Andai lebih fokus ke kemarahan Gorr terhadap “God” karena selama ini dia hidup percaya banget sama “God” tapi dia hidup menderita dan kehilangan banyak orang yang dia sayangin,tapi saat minta belas kasihan “God” dia malah tidak dianggap. Mungkin penonton akan lebih merasakan kemarahan Gorr dibanding dia nyandera anak-anak. Maybe

Anonim mengatakan...

Waktu sekuen hitam putih..behhh keren...plg bioskop dmobil lngsung putar lagu guns en rose....utk sy nilai ny 7 dari 10

Anonim mengatakan...

waduh kemarin nonton cuma satu doang credits scene nya :'

SUNSHINE mengatakan...

Mas rasyid lg nunggu film apa ini di sisa tahun ini ?

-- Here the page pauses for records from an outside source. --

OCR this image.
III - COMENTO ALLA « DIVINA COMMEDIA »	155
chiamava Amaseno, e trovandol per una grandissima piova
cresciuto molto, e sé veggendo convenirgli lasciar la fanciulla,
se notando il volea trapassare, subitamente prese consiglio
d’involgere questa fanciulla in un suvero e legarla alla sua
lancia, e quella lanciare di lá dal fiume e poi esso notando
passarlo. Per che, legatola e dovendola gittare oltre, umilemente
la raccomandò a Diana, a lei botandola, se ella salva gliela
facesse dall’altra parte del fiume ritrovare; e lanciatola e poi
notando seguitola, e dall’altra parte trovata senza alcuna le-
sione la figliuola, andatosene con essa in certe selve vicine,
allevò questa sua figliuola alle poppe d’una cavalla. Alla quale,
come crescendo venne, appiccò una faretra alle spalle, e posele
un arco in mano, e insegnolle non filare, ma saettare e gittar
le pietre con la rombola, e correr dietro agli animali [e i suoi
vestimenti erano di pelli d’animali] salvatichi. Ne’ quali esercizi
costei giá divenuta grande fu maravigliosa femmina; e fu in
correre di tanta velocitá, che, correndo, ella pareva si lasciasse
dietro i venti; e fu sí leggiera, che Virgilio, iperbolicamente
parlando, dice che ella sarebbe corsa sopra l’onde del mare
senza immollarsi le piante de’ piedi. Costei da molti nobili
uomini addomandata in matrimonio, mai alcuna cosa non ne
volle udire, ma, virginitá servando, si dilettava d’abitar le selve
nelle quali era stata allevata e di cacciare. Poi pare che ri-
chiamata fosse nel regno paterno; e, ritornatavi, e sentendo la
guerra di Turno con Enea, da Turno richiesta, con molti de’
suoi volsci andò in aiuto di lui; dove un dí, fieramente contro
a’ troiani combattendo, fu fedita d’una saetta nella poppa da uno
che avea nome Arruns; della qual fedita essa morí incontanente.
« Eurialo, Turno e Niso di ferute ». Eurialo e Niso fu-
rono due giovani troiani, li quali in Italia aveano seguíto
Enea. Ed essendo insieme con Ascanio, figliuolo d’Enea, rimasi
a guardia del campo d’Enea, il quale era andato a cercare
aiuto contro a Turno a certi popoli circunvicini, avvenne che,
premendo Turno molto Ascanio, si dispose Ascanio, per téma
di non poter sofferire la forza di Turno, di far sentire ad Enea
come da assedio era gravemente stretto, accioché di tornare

Samoedra Wallpaper mengatakan...

Sebenarnya di Komik Gorr ga cuma sama anaknya, dia bersama umat lainya yang satu jenis dengannya.. tapi disini dibuat cuma sama anaknya. dan emang bener wujud Gorr di komik mirip Voldemort, jadi emang keputusan tepat buat gak bikin wujud Gorr gak komik accurate.. ( Mungkin Pihak MARVEL juga mempertimbangkan aktor Sekelas Christian Bale kok mau dipermak pake CGI wajahnya? hmm )

menurut gue film ini kebanyakan plot yang diambil, mending jangan bawa-bawa plot Jane Foster mengangkat Mjolnir dulu.. simpen dulu deh, film keempat ini dibuat fokus Thor vs Gorr

kan bagus tuh, "Thor yang udah kehilangan segalanya diburu sama sosok penjagal yang ingin membantai kaum Dewa sepertinya"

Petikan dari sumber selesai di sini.